184383 Us-them relationships in a slow-motion technological disaster: Dynamics and consequences of stigma associated with asbestos-related disease in Libby, MT

Monday, October 27, 2008: 1:30 PM

Rebecca J. W. Cline, PhD , Communication and Behavioral Oncology Program, Karmanos Cancer Institute, Detroit, MI
Heather Orom, PhD , Communication and Behavioral Oncology Program, Karmanos Cancer Institute, Detroit, MI
Aylin Sayir, MA , Communication and Behavioral Oncology Program, Karmanos Cancer Institute, Detroit, MI
Lisa Berry-Bobovski, MA , Communication and Behavioral Oncology Program, Karmanos Cancer Institute, Detroit, MI
Kami J. Silk, PhD , Department of Communication, Michigan State University, East Lansing, MI
S. Camille Broadway, PhD , Department of Communication, University of Texas at Arlington, Arlington, TX
Tanis Hernandez, MSW , Center for Asbestos Related Disease, Libby, MT
Brad Black, MD , Center for Asbestos Related Disease, Libby, MT
Ann G. Schwartz, PhD, MPH , Population Sciences, Karmanos Cancer Institute, Detroit, MI
John C. Ruckdeschel, MD , Karmanos Cancer Institute, Detroit, MI
Background: Widespread amphibole asbestos exposure in Libby, Montana created what EPA called the worst environmental disaster in U.S. history (more than 280 deaths, hundreds of asbestos-related disease (ARD) cases). Due to ARD's lengthy latency-period, the disaster continues to unfold. Stigma, a communication phenomenon involving labeling, manifests itself in us-them interpersonal relationships (Goffman, 1963) having potential public health consequences. Purpose: We analyzed stigma dynamics and their relationships to health/risk behavior (reducing risk, seeking diagnosis/treatment, providing social support, alcohol/tobacco use) in a community experiencing a slow-motion technological (human culpability involved) disaster. Significance: Previous research addressed rapidly-striking natural disasters' psychosocial consequences and stigmatizing responses to cancer and HIV. Prior to our recent qualitative (focus-group) research, which informed our survey design, research had not identified ARD as stigmatizing. Methods: A population-based survey mailed to randomly-selected households (n=1200) and ARD patients (n=100) was conducted in Libby. Questions assessed stigma processes (ARD-related prejudice, ARD-related secrecy/disclosure, stigmatizing beliefs/perceptions), stigma experiences of people with ARD (personal hurt, social rejection, social constraints against disclosing/discussing ARD), and the community at-large being stigmatized. Results: Results identify (a) factors associated with experiencing stigma and engaging in stigmatizing responses, (b) associations between stigma and health behavior, and (c) areas of “common ground.” Conclusion: Identified areas of “common ground” may provide a platform for interventions to reduce stigmatizing processes and thereby improve quality of life among people with ARD and heal the community. The Libby experience may facilitate understanding potential stigmatizing responses to ARD in other communities and developing interventions for other stigmatizing conditions.

Learning Objectives:
At the conclusion of this session the participant will be able to identify and understand: (1) stigma as a communication process with public health consequences, (2) the dynamics of stigma associated with a slow-motion technological disaster, (3) and public health implications of stigmatizing responses to ARD in Libby and to ARD and other stigmatizing conditions in other communities.

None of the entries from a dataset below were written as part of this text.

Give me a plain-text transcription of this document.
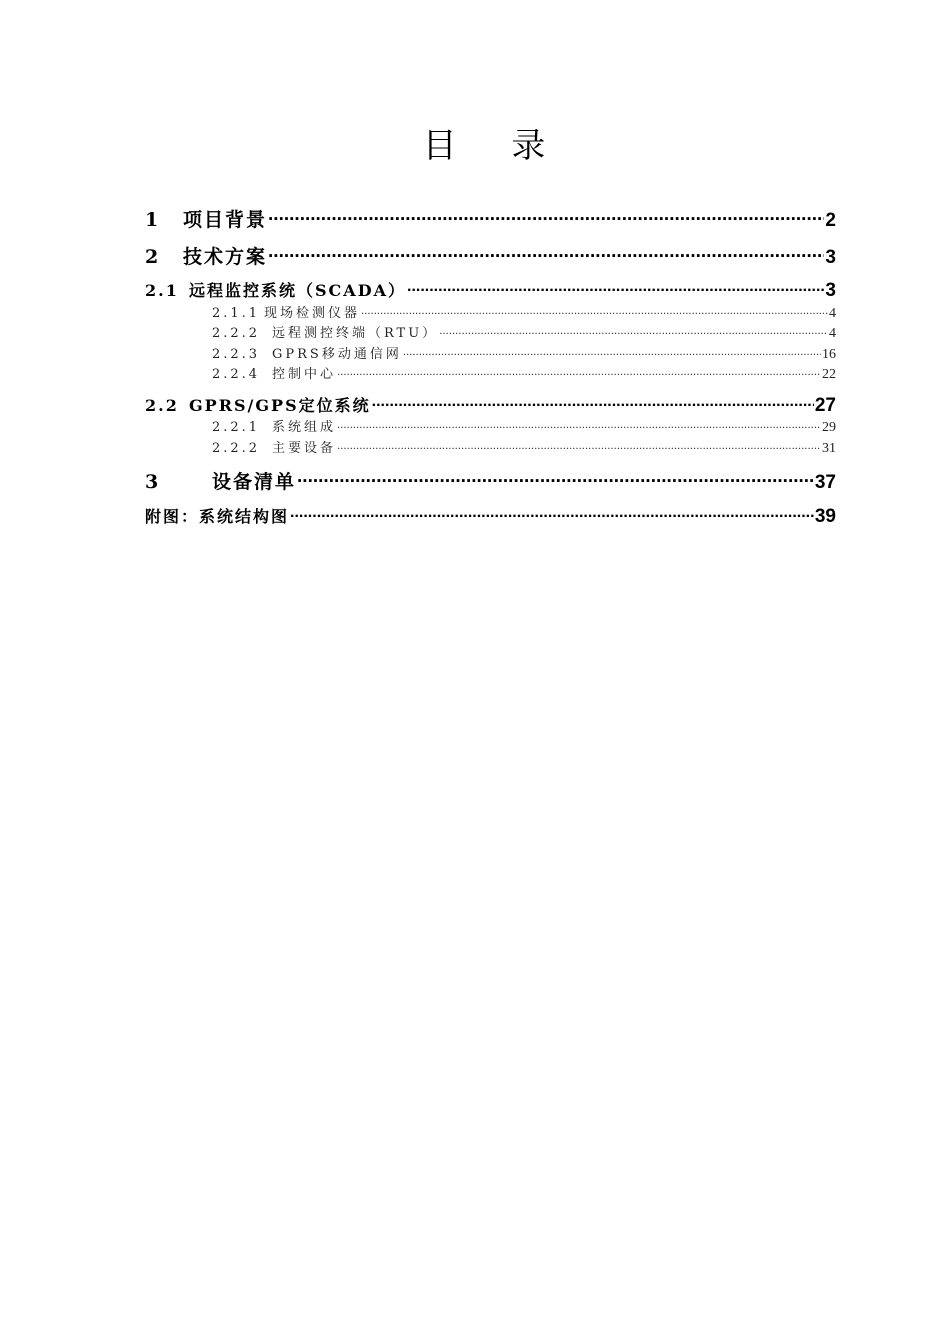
目 录
1	项目背景 .....	2
2	技术方案 .....	3
2.1 远程监控系统（SCADA） .....	3
2.1.1 现场检测仪器 .....	4
2.2.2 远程测控终端（RTU） .....	4
2.2.3 GPRS移动通信网 .....	16
2.2.4 控制中心 .....	22
2.2 GPRS/GPS定位系统 .....	27
2.2.1 系统组成 .....	29
2.2.2 主要设备 .....	31
3	设备清单 .....	37
附图：系统结构图 .....	39
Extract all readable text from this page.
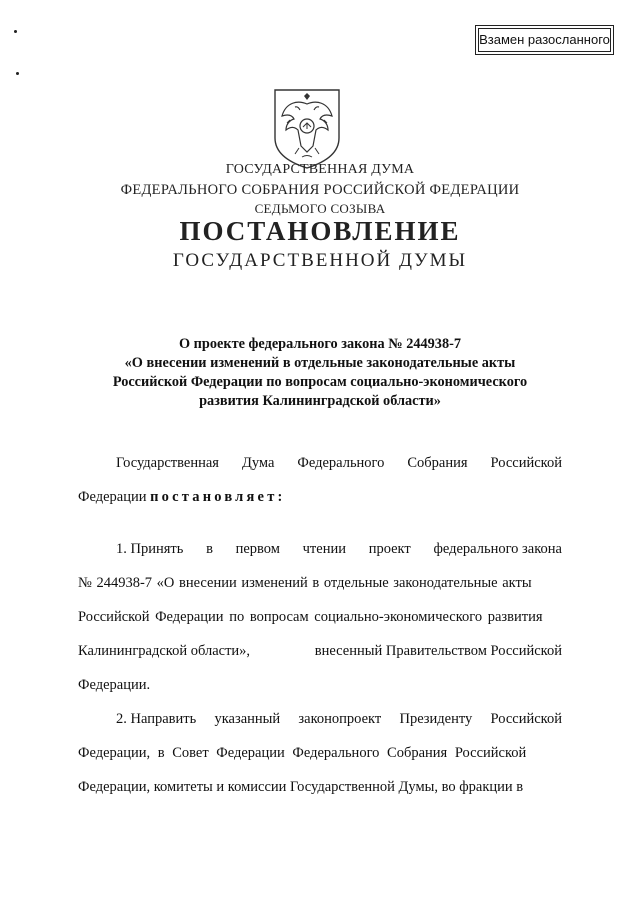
Взамен разосланного
ГОСУДАРСТВЕННАЯ ДУМА
ФЕДЕРАЛЬНОГО СОБРАНИЯ РОССИЙСКОЙ ФЕДЕРАЦИИ
СЕДЬМОГО СОЗЫВА
ПОСТАНОВЛЕНИЕ
ГОСУДАРСТВЕННОЙ ДУМЫ
О проекте федерального закона № 244938-7
«О внесении изменений в отдельные законодательные акты
Российской Федерации по вопросам социально-экономического
развития Калининградской области»
Государственная Дума Федерального Собрания Российской
Федерации постановляет:
1. Принять в первом чтении проект федерального закона
№ 244938-7 «О внесении изменений в отдельные законодательные акты
Российской Федерации по вопросам социально-экономического развития
Калининградской области»,	внесенный Правительством Российской
Федерации.
2. Направить указанный законопроект Президенту Российской
Федерации, в Совет Федерации Федерального Собрания Российской
Федерации, комитеты и комиссии Государственной Думы, во фракции в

Keywords: Communication, Health Behavior

Presenting author's disclosure statement:

Qualified on the content I am responsible for because: PhD, PI on research project being presented, 25 years experience in health communication research
Any relevant financial relationships? No

I agree to comply with the American Public Health Association Conflict of Interest and Commercial Support Guidelines, and to disclose to the participants any off-label or experimental uses of a commercial product or service discussed in my presentation.